The Author of this volume is keenly alive to the confidence shown him by the family of the late Principal Harper, in committing to him the important work of writing the story of his life. He is warranted in claiming to possess at least one qualification for this willing service, in the long friendship and mutual confidence which existed between himself and the honoured subject of his memoir. When, a few weeks before he was called up to his ' Father's house,' we preached to his congregation, at his own request, on the sixtieth anniversary of his ordination to the Christian ministry, we could look back, along with him, upon half a century of intercourse and warm and unbroken affection.

The constant labours of a city pastorate, which could not be interrupted or even greatly diminished, must be accepted as at once explaining and justifying the fact that The Life has not appeared somewhat earlier; though modern biography, it is probable, has suffered quite as frequently from hasty as from tardy publication. We may be too near events and persons to think of them wisely and without bias or exaggeration. And moderate delay gives a writer the better opportunity of assuring himself regarding the accuracy of what he narrates. The remarkable qualifications which distinguished Principal Harper as a minister of religion and a Professor of Theology, in addition to the excellences of his character which shone so brightly in the more private walks of life, ought to be sufficient of themselves to render his biography, if written with a fair measure of success, both interesting and eminently suggestive. But beyond this, his work and influence as a Christian citizen and man of affairs, who helped to originate, direct, and help forward to triumph great public movements with which political and social as well as religious progress was identified, ought greatly to enhance the value of such a memoir. In regard to that branch of the Presbyterian Church in Scotland of which he was a member and a minister, it may be affirmed, in a modified degree, that he was so closely associated with all its most important public acts, during a long series of years, that the narrative of his life becomes, at various points, also the history of his Church. We are persuaded that, according to the measure in which the facts of his life are known, they will justify the high encomium of one of the most eminent of our Scottish judges, that ' Principal Harper has left the inheritance of a great and honoured name to his family and country.'

It soon became evident that the amount of Dr. Harper's epistolary correspondence, which it was desirable to publish, could not conveniently or suitably be intermingled in the various chapters of the memoir.
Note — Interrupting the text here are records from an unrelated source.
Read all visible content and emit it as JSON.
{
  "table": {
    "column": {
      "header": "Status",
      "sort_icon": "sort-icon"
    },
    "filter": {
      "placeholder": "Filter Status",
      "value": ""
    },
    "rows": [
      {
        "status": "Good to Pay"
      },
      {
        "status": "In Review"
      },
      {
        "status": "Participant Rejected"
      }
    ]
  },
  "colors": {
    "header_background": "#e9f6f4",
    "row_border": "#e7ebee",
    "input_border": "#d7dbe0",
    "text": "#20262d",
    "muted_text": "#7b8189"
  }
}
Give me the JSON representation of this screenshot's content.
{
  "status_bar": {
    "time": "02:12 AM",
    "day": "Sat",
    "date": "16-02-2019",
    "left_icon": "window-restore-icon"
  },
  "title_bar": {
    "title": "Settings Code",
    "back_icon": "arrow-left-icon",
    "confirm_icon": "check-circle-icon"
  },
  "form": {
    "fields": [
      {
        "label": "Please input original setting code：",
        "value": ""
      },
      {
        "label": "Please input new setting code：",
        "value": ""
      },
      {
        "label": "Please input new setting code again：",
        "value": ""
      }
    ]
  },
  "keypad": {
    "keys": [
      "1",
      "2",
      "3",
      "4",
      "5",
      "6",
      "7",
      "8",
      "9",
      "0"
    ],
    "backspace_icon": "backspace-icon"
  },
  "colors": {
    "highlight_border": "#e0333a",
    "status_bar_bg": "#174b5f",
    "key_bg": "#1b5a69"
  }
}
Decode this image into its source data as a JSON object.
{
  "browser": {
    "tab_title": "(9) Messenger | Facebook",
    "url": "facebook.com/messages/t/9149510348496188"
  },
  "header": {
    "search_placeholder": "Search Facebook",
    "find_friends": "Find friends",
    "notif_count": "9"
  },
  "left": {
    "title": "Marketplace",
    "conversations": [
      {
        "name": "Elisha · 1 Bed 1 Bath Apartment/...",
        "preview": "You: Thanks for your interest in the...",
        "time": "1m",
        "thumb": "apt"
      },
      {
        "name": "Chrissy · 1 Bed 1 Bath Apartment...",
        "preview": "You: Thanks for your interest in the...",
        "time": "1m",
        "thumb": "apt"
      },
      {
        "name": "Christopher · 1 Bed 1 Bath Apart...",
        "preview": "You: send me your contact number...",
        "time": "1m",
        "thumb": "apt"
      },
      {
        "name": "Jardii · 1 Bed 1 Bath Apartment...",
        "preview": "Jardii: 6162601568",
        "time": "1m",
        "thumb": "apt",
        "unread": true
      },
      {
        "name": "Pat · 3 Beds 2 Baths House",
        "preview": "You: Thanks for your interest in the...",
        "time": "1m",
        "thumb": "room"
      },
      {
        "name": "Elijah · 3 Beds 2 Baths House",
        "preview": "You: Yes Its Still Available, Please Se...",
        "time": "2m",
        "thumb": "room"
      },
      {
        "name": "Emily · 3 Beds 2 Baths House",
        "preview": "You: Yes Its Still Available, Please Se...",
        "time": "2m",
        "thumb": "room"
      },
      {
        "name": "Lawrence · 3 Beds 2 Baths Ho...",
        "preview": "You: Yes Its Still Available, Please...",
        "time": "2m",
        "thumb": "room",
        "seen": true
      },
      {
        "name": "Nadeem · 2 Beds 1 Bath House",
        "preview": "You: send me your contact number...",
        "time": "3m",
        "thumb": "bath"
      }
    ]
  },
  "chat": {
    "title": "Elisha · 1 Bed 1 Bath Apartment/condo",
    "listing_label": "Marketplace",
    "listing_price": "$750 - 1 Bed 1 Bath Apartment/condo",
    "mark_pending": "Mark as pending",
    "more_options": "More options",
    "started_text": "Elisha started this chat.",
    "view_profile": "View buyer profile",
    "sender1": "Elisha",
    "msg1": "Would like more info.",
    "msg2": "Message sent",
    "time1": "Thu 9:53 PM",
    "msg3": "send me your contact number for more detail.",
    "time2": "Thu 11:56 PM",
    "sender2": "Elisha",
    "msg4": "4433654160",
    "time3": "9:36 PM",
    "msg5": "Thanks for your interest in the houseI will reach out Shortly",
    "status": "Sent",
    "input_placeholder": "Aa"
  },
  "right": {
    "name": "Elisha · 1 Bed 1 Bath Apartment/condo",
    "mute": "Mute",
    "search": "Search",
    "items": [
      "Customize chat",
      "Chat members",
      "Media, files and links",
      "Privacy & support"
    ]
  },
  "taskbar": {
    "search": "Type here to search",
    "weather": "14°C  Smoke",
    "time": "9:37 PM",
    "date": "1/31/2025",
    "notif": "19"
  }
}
It was therefore resolved to present his letters in an Appendix, arranging them as nearly as possible in their chronological order. Not only because of the instruction and Christian consolation with which they abound, but also as bringing into special prominence the affectionate side of his nature, and gleaming at times with a playful humour, which in him was not only natural but irrepressible, they possess a unique interest and value. And there is a beautiful fitness in the fact that the last letter in the series, which was written not long before ' his right hand forgot its cunning,' was addressed to a beloved child.

We have grateful pleasure in acknowledging our obligation to many ministers, formerly admiring students of Dr. Harper, for the interesting recollections with which they have furnished us respecting his work as Professor, especially to Dr. Blair of Dunblane, Dr. Grosart of Blackburn, Mr. Angus of Arbroath, Mr. Howat of Liverpool, and Mr. Buchanan, late of Greyfriars' Church, Glasgow. We are indebted to Mr. Morris, librarian of the United Presbyterian College, for ready access to ecclesiastical documents, and to E. Erskine Harper, Esq., Advocate, for supplying us with much valuable material, and entrusting to our confidence many family documents. And not least gratefully do we own the kindness of Dr. George Jeffrey of Glasgow, and Eev. William Gillies, of the Religious Tract and Book Society,of Scotland, for the many useful hints with which they favoured us when the book was passing through the press.